Adversa AI — GuardFall: Bash Tricks Bypass Safeguards in 10 of 11 AI Coding Agents

AI relevance: Open-source AI coding agents run shell commands with the developer's full privileges — Adversa AI shows that pattern-based shell guards fail against decades-old Bash expansion tricks, turning poisoned READMEs and Makefiles into remote code execution via supply chain.

What happened

  • Adversa AI published research on GuardFall, a structural vulnerability class affecting open-source AI coding agents and computer-use agents.
  • Researchers tested 11 popular open-source agents (including Hermes, OpenCode, Roo-code, and others) — 10 of 11 left the gap open in at least one of four ways. Only one agent (Continue) blocked the structural majority of bypasses.
  • The root cause: agents use pattern-based shell guards (regex denylists) to inspect commands before execution, but Bash expands, unquotes, and rewrites text before running it — so the guard sees raw text while Bash executes the unwound version.
  • Attack classes ranged from quote removal and $IFS spacing tricks (classes A–D) to alternative argv shapes (class E) that survived even the strongest tokenized guard, because per-flag reasoning requires knowing which flag combinations flip a binary from benign to destructive.
  • The trigger: an engineer uses a vulnerable agent to read a poisoned README, Makefile, or MCP server output from a malicious repository. The agent emits a destructive shell command that passes the guard but runs with the operator's full account authority.
  • Exploitation requires auto-execute mode or local sandbox mode — but these are default configurations in CI pipelines and common developer setups.
  • The research started after finding a NousResearch/hermes-agent approval gate bypass via shell rewrites against a 30-pattern regex denylist.

Why it matters

  • This is not a bug — it's a design mismatch. A guard inspects raw text while Bash expands and rewrites text before execution. The gap between what the agent thinks it's running and what Bash actually runs is structural, not patchable with better regexes.
  • Supply chain radius is enormous.
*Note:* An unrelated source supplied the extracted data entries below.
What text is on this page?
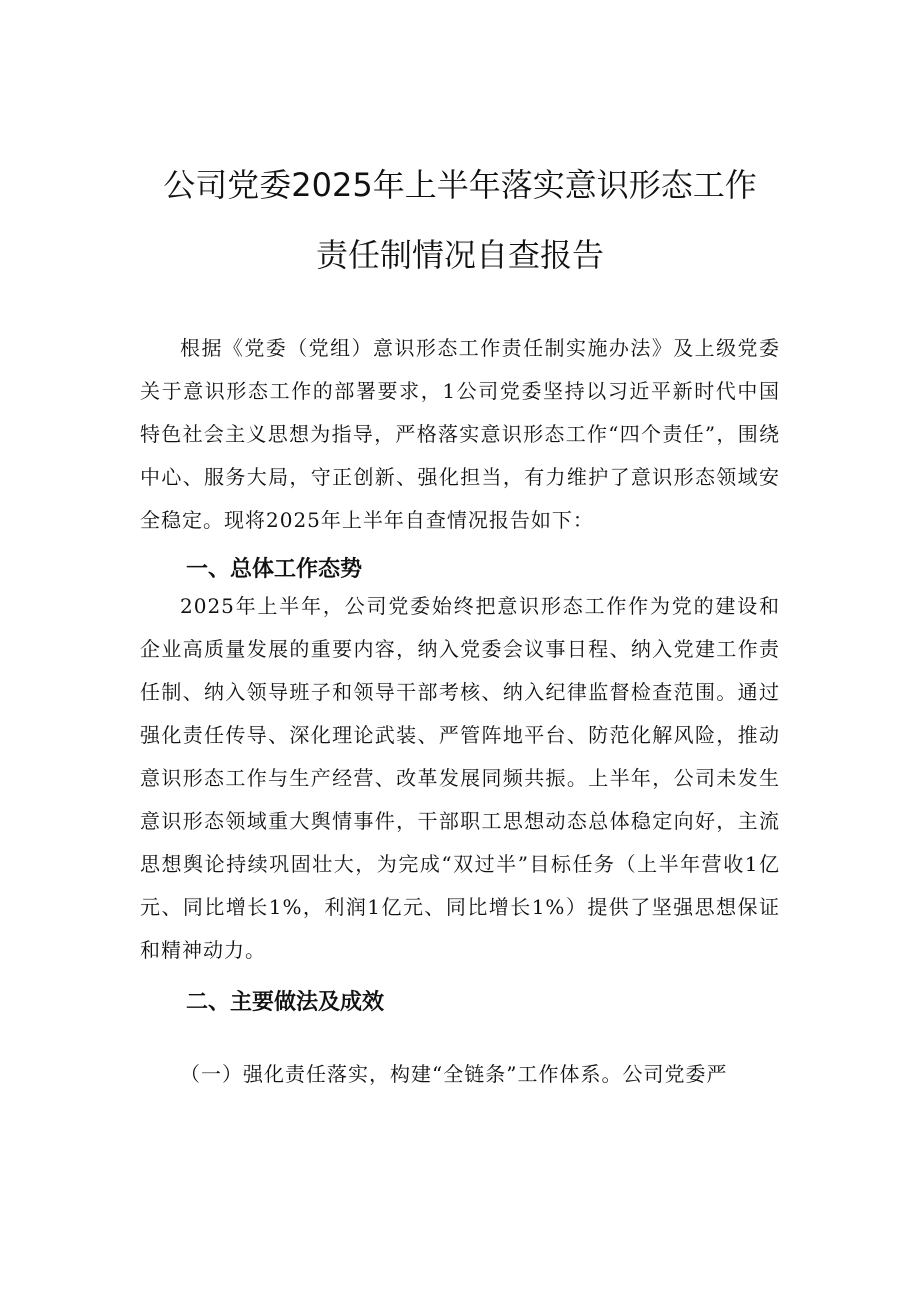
公司党委2025年上半年落实意识形态工作
责任制情况自查报告

根据《党委（党组）意识形态工作责任制实施办法》及上级党委关于意识形态工作的部署要求，1公司党委坚持以习近平新时代中国特色社会主义思想为指导，严格落实意识形态工作“四个责任”，围绕中心、服务大局，守正创新、强化担当，有力维护了意识形态领域安全稳定。现将2025年上半年自查情况报告如下：

一、总体工作态势

2025年上半年，公司党委始终把意识形态工作作为党的建设和企业高质量发展的重要内容，纳入党委会议事日程、纳入党建工作责任制、纳入领导班子和领导干部考核、纳入纪律监督检查范围。通过强化责任传导、深化理论武装、严管阵地平台、防范化解风险，推动意识形态工作与生产经营、改革发展同频共振。上半年，公司未发生意识形态领域重大舆情事件，干部职工思想动态总体稳定向好，主流思想舆论持续巩固壮大，为完成“双过半”目标任务（上半年营收1亿元、同比增长1%，利润1亿元、同比增长1%）提供了坚强思想保证和精神动力。

二、主要做法及成效

（一）强化责任落实，构建“全链条”工作体系。公司党委严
Developer machines hold AWS credentials, SSH keys, cloud CLI tokens, and CI/CD pipeline access. A malicious repo that exploits GuardFall gets all of it — with no social engineering beyond git clone.
  • CI pipelines are ground zero. Auto-yes modes are default in many CI setups, removing the human-in-the-loop step that might catch a suspicious command.
  • Joins a growing cluster. GuardFall is the latest in a wave of AI coding agent trust boundary failures: CVE-2025-59536 (Claude Code), CVE-2025-54136 (Cursor), CVE-2026-30615 (Windsurf), CVE-2026-12957 (Amazon Q) — all traced to workspace config or ingested content executed without adequate consent.

What to do

  • Run agents from a scoped shell with $HOME redirected. Adversa's strongest stopgap: HOME=$HOME/.agent-sandbox-$RANDOM agent … — keeps the project directory but removes ~/.ssh/, ~/.aws/, shell history, and other secrets from the agent's reach.
  • Disable auto-yes modes in any environment where the agent touches untrusted content (repos, MCP servers, web pages).
  • Audit repo-shipped configs — Makefiles, setup scripts, and agent config files from external repos should be reviewed before the agent processes them.
  • Block agent execution on fork PRs and any untrusted contribution that could carry poisoned content.
  • Check if your agent is vulnerable. Adversa's report lists all 11 tested agents and their specific failure modes. If yours is not Continue, assume exposure and apply the scoped-shell stopgap immediately.